Playlists are massive here too. When songs explode like this, they get picked up by those huge algorithmic playlists pushing millions of streams daily.
I built a tracking system for this at work - automated monitoring that catches when songs hit major playlists, matches it with chart data, and spots breakout moments as they happen.
You’ve got to catch that momentum early. Most labels are still doing manual playlist submissions when they should automate discovery entirely.
The real move is linking Spotify playlist data with social buzz and viewing numbers from shows like Arcane. Then you can actually predict which soundtrack moments will drive streaming success instead of just guessing.
Latenode connects all these APIs seamlessly. Build workflows that track chart positions, monitor playlist adds, and pull Netflix trending data to see what actually drives these international hits.
I work in music distribution and yeah, we’ve seen more French tracks breaking globally, but this jump is crazy. What’s interesting is how streaming patterns changed - soundtrack placements now matter way more than radio for international hits. This track’s crushing it in markets that usually ignore French music, so the visual media connection is doing most of the work. From our data, songs hitting this speed typically hold momentum for 4-6 weeks before leveling off. Having both Stromae and Pomme’s different fanbases probably gave it that initial push across age groups. We’re seeing the same thing with other European artists landing English-show placements lately.

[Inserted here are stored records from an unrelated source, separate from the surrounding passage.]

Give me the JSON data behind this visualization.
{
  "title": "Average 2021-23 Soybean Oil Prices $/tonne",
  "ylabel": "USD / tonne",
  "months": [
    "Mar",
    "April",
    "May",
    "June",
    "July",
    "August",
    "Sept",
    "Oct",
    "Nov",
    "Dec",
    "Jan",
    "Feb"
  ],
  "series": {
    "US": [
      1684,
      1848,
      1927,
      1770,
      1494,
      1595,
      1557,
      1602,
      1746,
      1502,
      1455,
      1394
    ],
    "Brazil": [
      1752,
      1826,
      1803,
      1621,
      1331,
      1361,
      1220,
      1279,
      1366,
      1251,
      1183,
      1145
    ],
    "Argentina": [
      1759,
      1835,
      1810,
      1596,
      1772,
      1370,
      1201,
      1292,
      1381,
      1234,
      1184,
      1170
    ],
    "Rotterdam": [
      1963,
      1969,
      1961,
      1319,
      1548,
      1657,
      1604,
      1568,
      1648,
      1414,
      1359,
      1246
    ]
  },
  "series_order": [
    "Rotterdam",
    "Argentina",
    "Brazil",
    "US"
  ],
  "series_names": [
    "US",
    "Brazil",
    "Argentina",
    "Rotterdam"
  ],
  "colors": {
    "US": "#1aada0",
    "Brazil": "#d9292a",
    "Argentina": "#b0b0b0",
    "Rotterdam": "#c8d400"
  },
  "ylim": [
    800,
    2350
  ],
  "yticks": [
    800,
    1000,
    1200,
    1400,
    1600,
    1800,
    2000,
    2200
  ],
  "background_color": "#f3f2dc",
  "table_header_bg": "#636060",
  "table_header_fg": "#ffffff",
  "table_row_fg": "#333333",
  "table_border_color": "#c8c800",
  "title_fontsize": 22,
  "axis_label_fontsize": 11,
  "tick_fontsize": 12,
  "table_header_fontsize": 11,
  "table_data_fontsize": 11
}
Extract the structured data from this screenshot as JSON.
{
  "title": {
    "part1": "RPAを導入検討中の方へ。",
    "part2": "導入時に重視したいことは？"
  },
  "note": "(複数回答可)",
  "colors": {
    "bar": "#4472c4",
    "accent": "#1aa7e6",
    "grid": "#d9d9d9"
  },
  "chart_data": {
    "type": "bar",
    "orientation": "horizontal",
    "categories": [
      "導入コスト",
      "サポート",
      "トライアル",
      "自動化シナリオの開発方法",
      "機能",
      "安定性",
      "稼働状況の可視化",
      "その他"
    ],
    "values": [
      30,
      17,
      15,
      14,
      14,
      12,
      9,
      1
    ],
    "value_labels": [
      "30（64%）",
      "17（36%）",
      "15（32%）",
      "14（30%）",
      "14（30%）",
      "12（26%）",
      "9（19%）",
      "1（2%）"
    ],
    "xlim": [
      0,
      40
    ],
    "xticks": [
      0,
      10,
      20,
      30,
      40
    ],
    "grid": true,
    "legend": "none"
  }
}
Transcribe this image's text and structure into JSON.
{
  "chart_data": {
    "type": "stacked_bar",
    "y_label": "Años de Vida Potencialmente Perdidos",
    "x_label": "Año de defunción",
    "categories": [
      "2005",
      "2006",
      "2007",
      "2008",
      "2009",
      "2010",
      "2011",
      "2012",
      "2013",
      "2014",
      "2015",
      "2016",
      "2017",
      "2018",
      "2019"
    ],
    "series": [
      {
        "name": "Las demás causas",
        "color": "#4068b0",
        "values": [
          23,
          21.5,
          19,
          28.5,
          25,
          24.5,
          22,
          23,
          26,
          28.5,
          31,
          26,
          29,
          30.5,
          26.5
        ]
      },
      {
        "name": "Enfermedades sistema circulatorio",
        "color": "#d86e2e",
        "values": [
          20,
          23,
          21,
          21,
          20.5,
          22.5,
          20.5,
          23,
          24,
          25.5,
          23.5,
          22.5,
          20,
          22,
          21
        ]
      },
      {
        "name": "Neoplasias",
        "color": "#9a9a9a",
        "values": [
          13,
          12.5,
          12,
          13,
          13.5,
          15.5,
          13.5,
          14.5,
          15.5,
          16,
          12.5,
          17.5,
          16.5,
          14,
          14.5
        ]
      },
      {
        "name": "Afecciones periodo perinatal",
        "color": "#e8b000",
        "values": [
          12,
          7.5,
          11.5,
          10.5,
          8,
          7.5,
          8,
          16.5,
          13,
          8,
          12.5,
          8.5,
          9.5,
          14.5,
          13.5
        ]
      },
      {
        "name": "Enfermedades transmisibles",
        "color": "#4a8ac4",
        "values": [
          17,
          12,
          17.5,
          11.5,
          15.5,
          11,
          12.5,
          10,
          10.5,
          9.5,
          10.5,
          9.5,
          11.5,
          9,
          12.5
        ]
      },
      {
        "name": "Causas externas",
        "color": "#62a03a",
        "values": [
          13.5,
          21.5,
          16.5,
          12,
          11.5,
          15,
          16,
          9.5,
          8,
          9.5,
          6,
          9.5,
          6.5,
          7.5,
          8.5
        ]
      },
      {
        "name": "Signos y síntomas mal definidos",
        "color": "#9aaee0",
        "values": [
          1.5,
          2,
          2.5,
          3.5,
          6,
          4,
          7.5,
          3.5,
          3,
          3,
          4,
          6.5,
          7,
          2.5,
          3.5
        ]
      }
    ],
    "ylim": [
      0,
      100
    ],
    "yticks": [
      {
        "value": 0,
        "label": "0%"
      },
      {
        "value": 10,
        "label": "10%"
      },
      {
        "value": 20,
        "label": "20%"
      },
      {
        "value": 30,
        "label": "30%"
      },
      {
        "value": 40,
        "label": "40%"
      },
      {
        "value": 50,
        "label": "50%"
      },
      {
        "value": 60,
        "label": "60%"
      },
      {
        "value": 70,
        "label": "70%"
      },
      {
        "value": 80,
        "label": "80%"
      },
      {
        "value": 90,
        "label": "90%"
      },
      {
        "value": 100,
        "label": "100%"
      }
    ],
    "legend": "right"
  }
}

This shows how French artists are finally breaking out of just targeting francophone markets. Most French musicians used to stick to French-speaking countries, but now they’re going after global audiences with smart streaming deals and TV placements. The Arcane season 2 timing was genius marketing. I’ve seen this with other European songs that get into popular shows - they stay on charts way longer than regular radio hits because people rewatch episodes. Streaming rewards this multimedia stuff. Stromae’s already crossed language barriers before, so teaming up with Pomme probably got both of them into completely different fan bases.